Бакстер отвечал туманно:
— Существуют две основные категории восприятия. Растение настраивается или на все, происходящее в его непосредственном окружении, или на что-либо выборочно. Если растение заинтересовалось человеком, он может быть где угодно, и растение будет следить за ним, как если бы их ничто не разделяло…
Как видим, для фантастических опытов и объяснения придумываются фантастические.
Единственное, что реально в подобных опытах: стрелка прибора, подключенного к растению, в какие-то моменты действительно отклоняется, в другие — нет. Чем это объяснить?

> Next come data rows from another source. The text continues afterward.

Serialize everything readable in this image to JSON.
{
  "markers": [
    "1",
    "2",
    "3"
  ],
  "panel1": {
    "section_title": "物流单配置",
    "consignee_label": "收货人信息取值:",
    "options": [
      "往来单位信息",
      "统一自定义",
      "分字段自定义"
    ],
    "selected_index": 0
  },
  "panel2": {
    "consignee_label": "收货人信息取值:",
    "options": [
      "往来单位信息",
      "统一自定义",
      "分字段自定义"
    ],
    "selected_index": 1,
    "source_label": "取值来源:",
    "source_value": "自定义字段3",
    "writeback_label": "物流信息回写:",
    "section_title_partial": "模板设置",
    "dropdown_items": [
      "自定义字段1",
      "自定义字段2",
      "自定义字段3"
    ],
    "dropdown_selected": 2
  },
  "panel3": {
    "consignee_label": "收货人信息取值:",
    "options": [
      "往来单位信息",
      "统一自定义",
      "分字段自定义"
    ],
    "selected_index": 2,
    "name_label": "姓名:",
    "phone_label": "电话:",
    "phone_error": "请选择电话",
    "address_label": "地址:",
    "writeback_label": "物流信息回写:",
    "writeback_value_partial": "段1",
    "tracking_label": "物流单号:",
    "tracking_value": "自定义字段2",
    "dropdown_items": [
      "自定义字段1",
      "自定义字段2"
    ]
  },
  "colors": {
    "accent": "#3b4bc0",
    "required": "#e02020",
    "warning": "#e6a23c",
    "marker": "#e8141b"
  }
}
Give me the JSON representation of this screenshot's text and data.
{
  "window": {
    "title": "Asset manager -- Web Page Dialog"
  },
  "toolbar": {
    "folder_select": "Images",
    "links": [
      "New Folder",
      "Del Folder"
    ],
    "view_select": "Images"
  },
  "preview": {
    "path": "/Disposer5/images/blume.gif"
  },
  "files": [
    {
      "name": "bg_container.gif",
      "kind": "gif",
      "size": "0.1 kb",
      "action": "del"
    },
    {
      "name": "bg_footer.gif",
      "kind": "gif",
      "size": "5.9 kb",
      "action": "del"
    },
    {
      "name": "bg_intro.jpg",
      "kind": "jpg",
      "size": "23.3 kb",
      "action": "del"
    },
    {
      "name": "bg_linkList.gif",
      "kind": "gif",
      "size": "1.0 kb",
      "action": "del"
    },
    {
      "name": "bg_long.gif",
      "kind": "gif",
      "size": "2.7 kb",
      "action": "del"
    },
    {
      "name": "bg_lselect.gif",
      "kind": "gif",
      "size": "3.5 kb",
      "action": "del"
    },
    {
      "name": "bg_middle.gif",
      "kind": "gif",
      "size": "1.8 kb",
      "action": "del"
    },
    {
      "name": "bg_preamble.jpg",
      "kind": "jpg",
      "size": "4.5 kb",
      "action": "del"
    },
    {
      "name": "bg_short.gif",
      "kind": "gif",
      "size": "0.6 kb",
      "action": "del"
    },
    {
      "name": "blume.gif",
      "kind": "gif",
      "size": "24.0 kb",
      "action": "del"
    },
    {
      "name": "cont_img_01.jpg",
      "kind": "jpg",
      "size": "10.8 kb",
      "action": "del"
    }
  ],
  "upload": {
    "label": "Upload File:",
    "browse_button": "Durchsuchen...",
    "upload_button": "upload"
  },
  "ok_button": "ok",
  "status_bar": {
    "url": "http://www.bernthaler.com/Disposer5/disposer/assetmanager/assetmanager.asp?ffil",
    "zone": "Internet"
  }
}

Известный советский специалист по физиологии растений профессор И. Гунар рассказывал, что он в своей лаборатории пытался повторить опыты Бакстера. При этом пользовался гораздо более чувствительной аппаратурой. Неподалеку друг от друга поставили кувшины с подсолнухом и мимозой. К мимозе присоединили прибор, а листья подсолнуха стали подстригать ножницами. Никакой реакции со стороны мимозы, естественно, не последовало. Никакого сочувствия к попавшему в беду соседу. Но вот лаборант шагнул к мимозе — стрелка тут же качнулась. Реакция?